As a result of increasing concerns over air quality, environmental legislation has led to more stringent emissions limits for diesel engines and vehicles. This has affected both engine manufactures and fuel suppliers. Whereas in the US, only the fuel requirements for heavy-duty diesel engines are of key interest, in Europe light-duty diesel applications are also important since diesel-powered passenger vehicles are accepted by customers and their market penetration has increased rapidly.
This paper gives an update of Shell's ongoing research on correlations between diesel fuel quality and particulate emissions in both heavy- and light-duty applications.

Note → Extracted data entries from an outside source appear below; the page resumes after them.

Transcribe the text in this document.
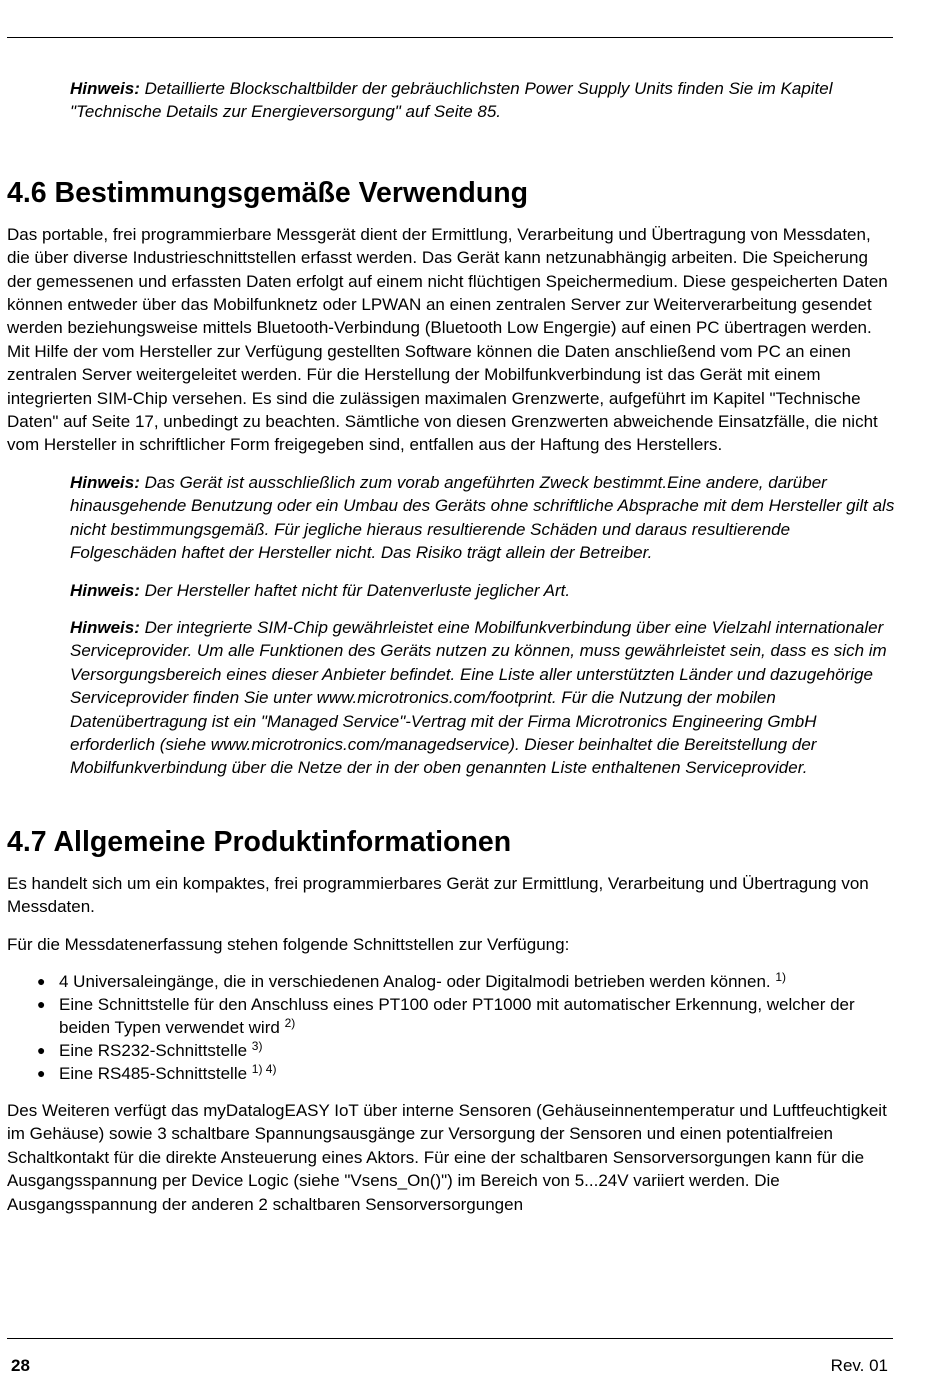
Hinweis: Detaillierte Blockschaltbilder der gebräuchlichsten Power Supply Units finden Sie im Kapitel "Technische Details zur Energieversorgung" auf Seite 85.

4.6 Bestimmungsgemäße Verwendung

Das portable, frei programmierbare Messgerät dient der Ermittlung, Verarbeitung und Übertragung von Messdaten, die über diverse Industrieschnittstellen erfasst werden. Das Gerät kann netzunabhängig arbeiten. Die Speicherung der gemessenen und erfassten Daten erfolgt auf einem nicht flüchtigen Speichermedium. Diese gespeicherten Daten können entweder über das Mobilfunknetz oder LPWAN an einen zentralen Server zur Weiterverarbeitung gesendet werden beziehungsweise mittels Bluetooth-Verbindung (Bluetooth Low Engergie) auf einen PC übertragen werden. Mit Hilfe der vom Hersteller zur Verfügung gestellten Software können die Daten anschließend vom PC an einen zentralen Server weitergeleitet werden. Für die Herstellung der Mobilfunkverbindung ist das Gerät mit einem integrierten SIM-Chip versehen. Es sind die zulässigen maximalen Grenzwerte, aufgeführt im Kapitel "Technische Daten" auf Seite 17, unbedingt zu beachten. Sämtliche von diesen Grenzwerten abweichende Einsatzfälle, die nicht vom Hersteller in schriftlicher Form freigegeben sind, entfallen aus der Haftung des Herstellers.

Hinweis: Das Gerät ist ausschließlich zum vorab angeführten Zweck bestimmt.Eine andere, darüber hinausgehende Benutzung oder ein Umbau des Geräts ohne schriftliche Absprache mit dem Hersteller gilt als nicht bestimmungsgemäß. Für jegliche hieraus resultierende Schäden und daraus resultierende Folgeschäden haftet der Hersteller nicht. Das Risiko trägt allein der Betreiber.

Hinweis: Der Hersteller haftet nicht für Datenverluste jeglicher Art.

Hinweis: Der integrierte SIM-Chip gewährleistet eine Mobilfunkverbindung über eine Vielzahl internationaler Serviceprovider. Um alle Funktionen des Geräts nutzen zu können, muss gewährleistet sein, dass es sich im Versorgungsbereich eines dieser Anbieter befindet. Eine Liste aller unterstützten Länder und dazugehörige Serviceprovider finden Sie unter www.microtronics.com/footprint. Für die Nutzung der mobilen Datenübertragung ist ein "Managed Service"-Vertrag mit der Firma Microtronics Engineering GmbH erforderlich (siehe www.microtronics.com/managedservice). Dieser beinhaltet die Bereitstellung der Mobilfunkverbindung über die Netze der in der oben genannten Liste enthaltenen Serviceprovider.

4.7 Allgemeine Produktinformationen

Es handelt sich um ein kompaktes, frei programmierbares Gerät zur Ermittlung, Verarbeitung und Übertragung von Messdaten.

Für die Messdatenerfassung stehen folgende Schnittstellen zur Verfügung:

● 4 Universaleingänge, die in verschiedenen Analog- oder Digitalmodi betrieben werden können. $^{1)}$
● Eine Schnittstelle für den Anschluss eines PT100 oder PT1000 mit automatischer Erkennung, welcher der beiden Typen verwendet wird $^{2)}$
● Eine RS232-Schnittstelle $^{3)}$
● Eine RS485-Schnittstelle $^{1) 4)}$

Des Weiteren verfügt das myDatalogEASY IoT über interne Sensoren (Gehäuseinnentemperatur und Luftfeuchtigkeit im Gehäuse) sowie 3 schaltbare Spannungsausgänge zur Versorgung der Sensoren und einen potentialfreien Schaltkontakt für die direkte Ansteuerung eines Aktors. Für eine der schaltbaren Sensorversorgungen kann für die Ausgangsspannung per Device Logic (siehe "Vsens_On()") im Bereich von 5...24V variiert werden. Die Ausgangsspannung der anderen 2 schaltbaren Sensorversorgungen

28	Rev. 01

In heavy-duty testing (both steady-state and transient), sulphur is the dominant fuel property affecting particulate emissions. After sulphur correction, fuel effects are small and can best be described by a combination of cetane number and density. In steady-state testing, cetane number effects are more consistent whereas the role of density is dependent on engine technology. In transient testing, the key fuel property after sulphur correction is density.
In light-duty testing, particulate emissions from no-catalyst vehicles are best described by a non-linear density function. For catalyst vehicles, fuel quality effects are much less pronounced and, in contrast with their no-catalyst counterparts, there is no single fuel property which adequately describes particulate emissions.
An exhaust oxidation catalyst selectively decreases the particulate hydrocarbon fraction, leaving the fixed carbon fraction unaffected. This overall particulates reduction mechanism explains why particulate emissions from catalyst vehicles are less sensitive towards changes in fuel quality.
An attempt has been made to explain the differences observed between particulate emissions from heavy- and light-duty engines. It is tentatively concluded that differences originate mainly from intrinsic differences between the heavy- and light-duty test cycles.